Myxoid/Round Cell Liposarcoma

What is myxoid/round cell liposarcoma?

Myxoid/round cell liposarcoma, or MRCLS, is one of several types of liposarcoma. Liposarcoma is a rare cancer that grows in the cells that store fat in the body. MRCLS usually grows in the arms and legs. These tumors grow slowly, and they can spread to other parts of the body.

How common is MRCLS?

Each year in the United States, about 2,000 people are diagnosed with liposarcoma. MRCLS is one of the most common types of liposarcoma and makes up about 30% of all liposarcoma cases. It is more common in people aged 20 to 40 years old and is rarely seen in children under 10 years old.

How is MRCLS diagnosed?

Many people with MRCLS do not have symptoms when the cancer first starts. Later, when the tumor gets larger, symptoms can include:

  • A visible lump under the skin
  • Pain
  • Tiredness
  • Nausea
  • Unintentional weight loss

Imaging: If you have symptoms of MRCLS, your doctor will use imaging scans such as CT and MRI to look at where the tumor is and how big it is. They will also check for signs that the tumor has spread to other parts of the body.

Biopsy: To check if the tumor is MRCLS, your doctor will do a biopsy, taking a small sample from the tumor with a needle. An expert, called a pathologist, will study cells from the sample under the microscope to see what kind of tumor it is.

How is MRCLS treated?

Treatment for each patient will be unique. You should go to an expert in liposarcoma treatment to decide the best approach for your tumor. You can contact MyPART for help finding experts near you.

Treatment options to discuss with your doctor include:

Surgery: Surgery is often used to remove the main tumor while trying to avoid removing any healthy tissue.

Radiation therapy: Radiation therapy can be used around the time of surgery. The radiation is used to shrink the tumor so it can be removed by surgery. Radiation therapy can also be used after surgery if there is concern that tumor cells remain after surgery.

Chemotherapy: For cases that are difficult to treat by surgery or when the cancer has spread, chemotherapy can be used to treat liposarcoma.

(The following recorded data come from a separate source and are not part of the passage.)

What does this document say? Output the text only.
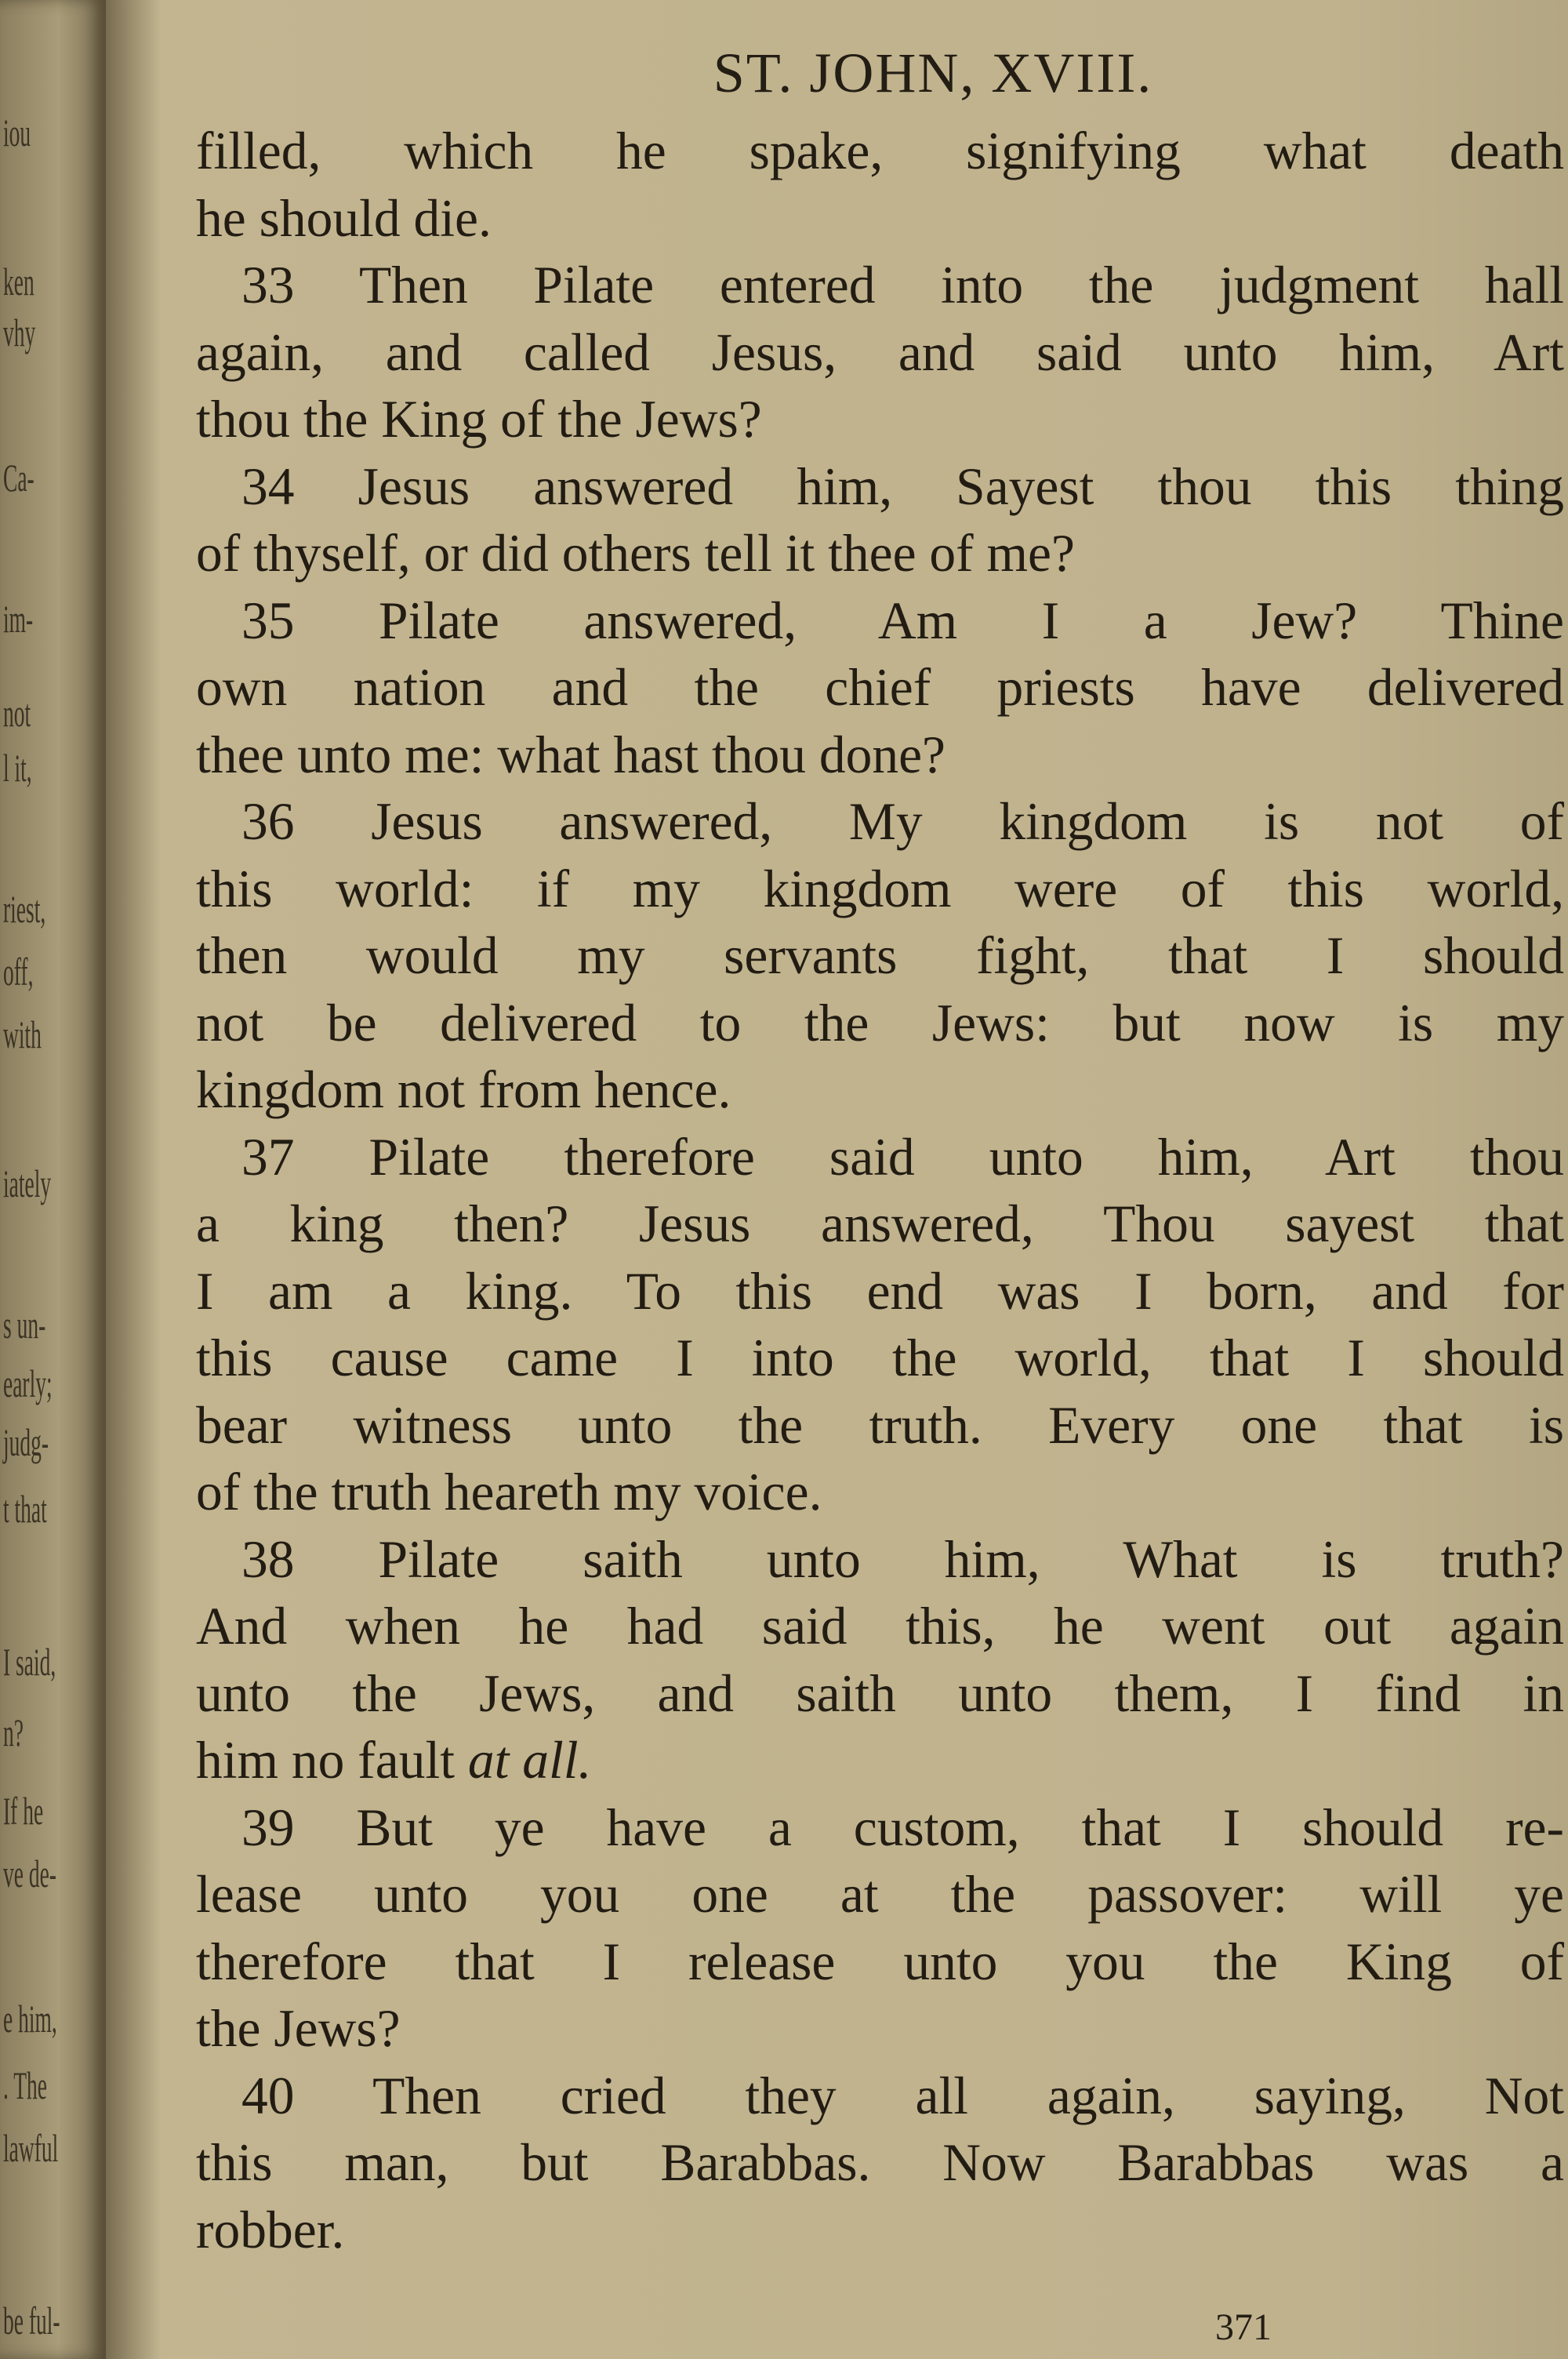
iou
ken
vhy
Ca-
im-
not
l it,
riest,
off,
with
iately
s un-
early;
judg-
t that
I said,
n?
If he
ve de-
e him,
. The
lawful
be ful-
ST. JOHN, XVIII.
filled, which he spake, signifying what death
he should die.
33 Then Pilate entered into the judgment hall
again, and called Jesus, and said unto him, Art
thou the King of the Jews?
34 Jesus answered him, Sayest thou this thing
of thyself, or did others tell it thee of me?
35 Pilate answered, Am I a Jew? Thine
own nation and the chief priests have delivered
thee unto me: what hast thou done?
36 Jesus answered, My kingdom is not of
this world: if my kingdom were of this world,
then would my servants fight, that I should
not be delivered to the Jews: but now is my
kingdom not from hence.
37 Pilate therefore said unto him, Art thou
a king then? Jesus answered, Thou sayest that
I am a king. To this end was I born, and for
this cause came I into the world, that I should
bear witness unto the truth. Every one that is
of the truth heareth my voice.
38 Pilate saith unto him, What is truth?
And when he had said this, he went out again
unto the Jews, and saith unto them, I find in
him no fault at all.
39 But ye have a custom, that I should re-
lease unto you one at the passover: will ye
therefore that I release unto you the King of
the Jews?
40 Then cried they all again, saying, Not
this man, but Barabbas. Now Barabbas was a
robber.
371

Does MRCLS run in families?

MRCLS is not known to run in families. When you have MRCLS, you may have other conditions that increase your chance of getting cancer. Genetic conditions such as Li-Fraumeni syndrome and neurofibromatosis may increase your risk of getting liposarcoma. 

How does MRCLS form?

We do not yet know what causes MRCLS to form. Scientists are always working to understand how cancer forms, but it can be hard to prove. We know that in most cases of MRCLS, a chromosome (the part of your cells that contains your genes) breaks apart and gets put back together in the wrong way. This can cause cells to not function like they should. In MRCLS, a gene called FUS joins with a gene called CHOP. This happens in almost all cases, so it may be very important for how MRCLS forms. Scientists are trying to understand how this works, so they can invent new therapies.

What is the prognosis for someone with MRCLS?

The estimate of how a disease will affect you in the long term is called prognosis. Every person is different, and prognosis will depend on many factors, such as:

  • Where the tumor is in your body
  • If the cancer has spread to other parts of your body
  • How much of the tumor was taken out during surgery

If you want information on your prognosis, it is important to talk to your doctor. Also, NCI has resources to help you understand cancer prognosis.

The 5-year survival rate for patients with MRCLS that is small and has not spread to other parts of the body is over 80%. Follow-up care is necessary to make sure the tumor does not grow back or spread to other parts of the body. However, prognosis for patients with MRCLS that has spread to other parts of the body tends to be poor.